Marcel Bartels (* 1969) ist aufgewachsen in Düsseldorf. Nach seinem Diplom des Wirtschafts­ingenieur­wesens im Jahr 2000 an der TU Berlin hat er zwei Jahre bei einem Unternehmen des damaligen "Neuen Marktes" gearbeitet. Anschließend machte er sich als IT-Projekt­manager selbständig. Bekannt wurde er durch seinen gesellschafts­kritischen Blog "Mein Parteibuch".[1][2] Mit der Eröffnung des Blogs und dem Eintritt in die SPD folgte er im Jahr 2005 einem anlässlich der damaligen Neuwahlen von Franz Müntefering[wp] ausgegebenen Aufruf an die Sympathisanten der SPD, sich öffentlich am Prozess der politischen Willens­bildung zu beteiligen. In diesem Rahmen wurde er mit der Praxis des äußerungs­rechtlichen Abmahnwesens in Deutschland konfrontiert, darunter auch eine Klage, die sein Parteigenosse Sigmar Gabriel gegen ihn angestrengt und verloren hat. Nach zahlreichen juristischen Angriffen stellte er sein Blog mein-parteibuch.de im Jahr 2007 ein. Von 2006 bis 2011 betrieb er das Parteibuch Lexikon.
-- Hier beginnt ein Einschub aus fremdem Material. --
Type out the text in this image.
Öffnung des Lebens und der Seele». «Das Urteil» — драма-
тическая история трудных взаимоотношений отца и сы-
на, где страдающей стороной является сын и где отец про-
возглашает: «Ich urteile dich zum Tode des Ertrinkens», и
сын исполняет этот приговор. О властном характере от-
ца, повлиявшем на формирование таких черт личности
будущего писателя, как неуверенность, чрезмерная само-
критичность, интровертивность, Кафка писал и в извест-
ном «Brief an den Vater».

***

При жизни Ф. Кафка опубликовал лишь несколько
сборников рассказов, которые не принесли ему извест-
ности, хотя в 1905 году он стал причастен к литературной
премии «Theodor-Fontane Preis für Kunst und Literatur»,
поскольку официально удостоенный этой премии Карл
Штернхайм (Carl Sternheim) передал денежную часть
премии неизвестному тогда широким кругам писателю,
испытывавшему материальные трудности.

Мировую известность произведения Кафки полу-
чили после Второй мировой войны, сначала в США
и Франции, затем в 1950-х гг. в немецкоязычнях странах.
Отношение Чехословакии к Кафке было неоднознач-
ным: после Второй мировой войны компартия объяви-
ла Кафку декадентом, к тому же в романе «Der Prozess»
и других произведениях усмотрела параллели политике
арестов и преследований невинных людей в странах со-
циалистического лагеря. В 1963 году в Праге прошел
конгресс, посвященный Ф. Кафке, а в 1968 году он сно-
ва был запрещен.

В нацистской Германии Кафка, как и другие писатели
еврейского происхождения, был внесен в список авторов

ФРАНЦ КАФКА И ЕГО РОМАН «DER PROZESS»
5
Seit Oktober 2009 ist er für Net News Global verantwortlich.[3]

Marcel Bartels gibt an, von seiner Weltanschauung her atheistischer Humanist zu sein, ist geschieden, hat einen Sohn und lebt im Großraum Berlin.

Zitat:

«Ich weiß heute, dass jede Äußerung, durch die sich jemand persönlich betroffen fühlt, in Deutschland juristisch angegriffen werden kann, äußerungs­rechtliche Prozesse sehr teuer und die Ergebnisse von äußerungs­rechtlichen Prozessen kaum vor­her­zusagen sind.»[4]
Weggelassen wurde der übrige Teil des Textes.